Murderball” is an astonishing documentary movie about quadriplegic rugby (in fact, it's closer to full-contact handball in armoured wheelchairs than any sort of rugby, but hey). Players are given points rankings according to the severity of their disability, and the limit is not on numbers of players on-court but rather on total points in play. The film follows Team USA, who have dominated the sport, and Joe Soares, the man who was, for them, possibly the greatest ever player and who went on to coach Canada immediately after being dropped. Everything about it is utterly gripping; the sport itself, the characters involved and their personalities, the bitter rivalry between Soares and the USA (particularly the undoubted star of the film, the astonishingly charismatic Mark Zupan).

There are really three threads. One is Soares; he is shown with teams, with his wife, with the bright, unathletic son who desperately wants to make his disciplinarian dad proud. A second follows a young man recently into a chair as he realises how his life is going to be; the love on his face when he tries out Zupan's rugby chair, crashing into things and revelling in the physicality, is an utterly touching moment.
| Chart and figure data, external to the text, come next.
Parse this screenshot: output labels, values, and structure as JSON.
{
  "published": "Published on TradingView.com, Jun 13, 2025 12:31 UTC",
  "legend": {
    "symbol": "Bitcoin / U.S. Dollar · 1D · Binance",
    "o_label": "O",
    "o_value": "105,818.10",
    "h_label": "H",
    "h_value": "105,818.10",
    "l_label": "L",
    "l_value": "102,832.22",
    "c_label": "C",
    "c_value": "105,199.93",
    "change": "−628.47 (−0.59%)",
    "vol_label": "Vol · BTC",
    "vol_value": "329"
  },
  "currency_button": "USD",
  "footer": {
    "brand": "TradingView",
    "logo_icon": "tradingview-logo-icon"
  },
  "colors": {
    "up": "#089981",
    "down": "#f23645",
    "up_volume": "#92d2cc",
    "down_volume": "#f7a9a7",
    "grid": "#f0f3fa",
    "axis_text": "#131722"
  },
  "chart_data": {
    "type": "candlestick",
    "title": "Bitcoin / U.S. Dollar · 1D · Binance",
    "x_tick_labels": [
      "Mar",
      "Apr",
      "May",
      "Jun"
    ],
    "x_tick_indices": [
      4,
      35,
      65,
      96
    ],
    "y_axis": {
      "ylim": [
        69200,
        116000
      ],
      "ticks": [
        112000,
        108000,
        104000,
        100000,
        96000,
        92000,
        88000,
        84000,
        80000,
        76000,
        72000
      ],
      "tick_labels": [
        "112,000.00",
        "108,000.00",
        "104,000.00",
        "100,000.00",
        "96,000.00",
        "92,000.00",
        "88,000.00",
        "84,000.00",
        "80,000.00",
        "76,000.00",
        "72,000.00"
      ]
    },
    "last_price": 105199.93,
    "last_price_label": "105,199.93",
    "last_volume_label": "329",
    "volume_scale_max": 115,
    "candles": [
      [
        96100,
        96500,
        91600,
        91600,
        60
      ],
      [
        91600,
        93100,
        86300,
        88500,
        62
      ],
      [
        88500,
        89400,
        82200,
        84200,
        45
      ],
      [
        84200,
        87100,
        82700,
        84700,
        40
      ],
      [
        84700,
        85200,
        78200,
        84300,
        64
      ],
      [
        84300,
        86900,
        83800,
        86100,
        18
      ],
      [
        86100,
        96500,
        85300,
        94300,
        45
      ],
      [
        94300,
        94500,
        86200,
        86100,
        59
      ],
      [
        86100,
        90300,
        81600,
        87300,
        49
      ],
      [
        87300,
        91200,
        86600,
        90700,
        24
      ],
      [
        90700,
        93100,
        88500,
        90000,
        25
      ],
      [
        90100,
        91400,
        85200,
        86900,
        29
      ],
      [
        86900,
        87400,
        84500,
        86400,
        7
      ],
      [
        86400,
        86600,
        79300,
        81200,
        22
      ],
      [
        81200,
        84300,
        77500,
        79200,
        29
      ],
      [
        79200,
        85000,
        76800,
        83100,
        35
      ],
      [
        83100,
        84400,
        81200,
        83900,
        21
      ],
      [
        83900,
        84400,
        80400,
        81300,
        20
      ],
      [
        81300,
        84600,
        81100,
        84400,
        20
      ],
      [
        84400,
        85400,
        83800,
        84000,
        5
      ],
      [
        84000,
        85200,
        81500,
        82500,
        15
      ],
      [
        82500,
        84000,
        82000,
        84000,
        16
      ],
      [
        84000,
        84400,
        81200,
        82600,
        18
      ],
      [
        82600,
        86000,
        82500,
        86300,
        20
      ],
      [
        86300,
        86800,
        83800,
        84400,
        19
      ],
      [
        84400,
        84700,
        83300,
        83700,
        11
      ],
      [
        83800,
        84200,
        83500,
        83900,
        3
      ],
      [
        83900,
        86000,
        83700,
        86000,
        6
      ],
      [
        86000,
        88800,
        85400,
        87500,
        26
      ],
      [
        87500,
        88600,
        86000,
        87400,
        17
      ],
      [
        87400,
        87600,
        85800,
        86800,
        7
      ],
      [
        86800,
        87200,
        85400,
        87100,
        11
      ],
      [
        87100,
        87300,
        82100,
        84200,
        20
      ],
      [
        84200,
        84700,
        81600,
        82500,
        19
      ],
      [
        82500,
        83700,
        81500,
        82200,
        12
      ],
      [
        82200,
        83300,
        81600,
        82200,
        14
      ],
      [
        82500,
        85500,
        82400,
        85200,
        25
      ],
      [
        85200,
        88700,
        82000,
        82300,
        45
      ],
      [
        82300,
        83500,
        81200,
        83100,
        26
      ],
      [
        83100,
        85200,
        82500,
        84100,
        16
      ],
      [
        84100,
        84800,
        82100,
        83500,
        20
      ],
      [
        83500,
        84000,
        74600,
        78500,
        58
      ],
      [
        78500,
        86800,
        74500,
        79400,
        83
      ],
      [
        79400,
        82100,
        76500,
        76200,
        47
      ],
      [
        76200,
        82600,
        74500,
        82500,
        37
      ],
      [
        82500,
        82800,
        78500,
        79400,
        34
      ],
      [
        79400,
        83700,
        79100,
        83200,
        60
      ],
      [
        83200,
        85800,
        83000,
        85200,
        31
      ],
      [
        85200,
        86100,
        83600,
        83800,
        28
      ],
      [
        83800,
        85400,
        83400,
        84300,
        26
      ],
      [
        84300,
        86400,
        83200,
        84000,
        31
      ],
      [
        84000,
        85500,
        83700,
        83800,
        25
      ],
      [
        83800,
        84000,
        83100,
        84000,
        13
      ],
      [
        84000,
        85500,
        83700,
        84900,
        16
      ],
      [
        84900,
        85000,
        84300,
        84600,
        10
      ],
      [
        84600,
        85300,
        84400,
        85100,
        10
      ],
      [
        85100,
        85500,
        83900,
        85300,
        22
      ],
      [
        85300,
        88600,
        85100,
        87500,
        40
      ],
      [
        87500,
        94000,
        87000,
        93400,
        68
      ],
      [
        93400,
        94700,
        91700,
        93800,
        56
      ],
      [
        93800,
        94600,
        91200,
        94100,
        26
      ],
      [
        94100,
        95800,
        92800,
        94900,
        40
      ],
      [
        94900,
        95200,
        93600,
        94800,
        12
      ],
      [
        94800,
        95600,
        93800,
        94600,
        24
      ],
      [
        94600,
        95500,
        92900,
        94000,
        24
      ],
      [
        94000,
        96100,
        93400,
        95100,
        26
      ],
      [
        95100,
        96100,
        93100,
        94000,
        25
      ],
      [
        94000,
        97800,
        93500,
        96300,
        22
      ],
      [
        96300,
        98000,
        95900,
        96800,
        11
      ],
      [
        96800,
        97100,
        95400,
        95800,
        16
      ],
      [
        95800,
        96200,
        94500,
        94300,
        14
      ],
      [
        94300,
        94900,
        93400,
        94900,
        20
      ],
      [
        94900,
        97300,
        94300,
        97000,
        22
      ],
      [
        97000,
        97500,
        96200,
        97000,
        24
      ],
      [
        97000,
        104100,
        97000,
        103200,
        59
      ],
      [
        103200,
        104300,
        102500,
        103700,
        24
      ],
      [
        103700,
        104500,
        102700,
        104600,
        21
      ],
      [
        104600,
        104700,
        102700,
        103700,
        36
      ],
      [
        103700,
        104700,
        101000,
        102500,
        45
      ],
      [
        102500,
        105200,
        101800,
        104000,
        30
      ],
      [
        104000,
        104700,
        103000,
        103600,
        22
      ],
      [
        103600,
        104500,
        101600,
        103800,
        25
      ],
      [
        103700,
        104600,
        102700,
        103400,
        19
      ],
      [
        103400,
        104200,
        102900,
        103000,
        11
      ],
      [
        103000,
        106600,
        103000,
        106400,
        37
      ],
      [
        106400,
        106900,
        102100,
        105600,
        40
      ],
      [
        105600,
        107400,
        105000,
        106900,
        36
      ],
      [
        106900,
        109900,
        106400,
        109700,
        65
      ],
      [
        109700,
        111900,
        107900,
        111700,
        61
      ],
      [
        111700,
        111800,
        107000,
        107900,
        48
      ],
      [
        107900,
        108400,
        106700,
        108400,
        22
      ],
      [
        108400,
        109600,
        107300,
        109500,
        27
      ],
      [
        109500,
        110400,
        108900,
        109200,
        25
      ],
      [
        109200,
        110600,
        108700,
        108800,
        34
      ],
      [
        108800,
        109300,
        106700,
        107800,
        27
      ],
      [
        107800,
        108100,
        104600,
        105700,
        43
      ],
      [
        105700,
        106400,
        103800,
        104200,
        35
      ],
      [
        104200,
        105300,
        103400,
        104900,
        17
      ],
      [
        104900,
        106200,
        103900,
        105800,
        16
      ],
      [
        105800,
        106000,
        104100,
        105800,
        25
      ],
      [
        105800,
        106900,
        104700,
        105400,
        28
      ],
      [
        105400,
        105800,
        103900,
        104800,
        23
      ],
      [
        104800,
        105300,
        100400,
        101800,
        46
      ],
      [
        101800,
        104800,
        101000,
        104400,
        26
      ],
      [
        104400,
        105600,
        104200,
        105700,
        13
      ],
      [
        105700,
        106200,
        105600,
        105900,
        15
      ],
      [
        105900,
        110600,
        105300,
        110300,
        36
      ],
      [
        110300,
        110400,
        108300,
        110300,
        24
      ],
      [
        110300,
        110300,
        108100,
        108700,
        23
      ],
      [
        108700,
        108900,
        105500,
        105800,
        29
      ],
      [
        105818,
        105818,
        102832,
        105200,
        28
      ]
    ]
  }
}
The third is Team USA and, increasingly, Zupan, who by the end of the film has become the team's official spokesman. We follow him back to his high-school reunion, and meet the one-time best friend who accidentally put him in the chair, as well as the gorgeous girlfriend and loving parents.

Perhaps the most touching thing about the whole thing is the way that both Soares and Zupan seem to start the film furious with the world and everything in it, and by the end seem to be in every way more balanced, happier people. Or perhaps it's the way that the enormously dangerous-looking quad rugby (Zupan, paraphrased: “we used to call it Murderball, but that made it hard to get corporate sponsorship”) has brought physicality and machismo back into the lives of these young men, and pride, and not a little simple happiness. It makes no call on you for pity. This is a superb film, and the fact that it's on general release gives me back a little faith.

9-11-2005 (archived)

Broken Flowers” is another wonderful, subtle performance from Bill Murray, full of gorgeous, intelligent visuals. In fact, wonderful and subtle pretty much describe the whole film. Quiet, economical, witty, and intense. See it.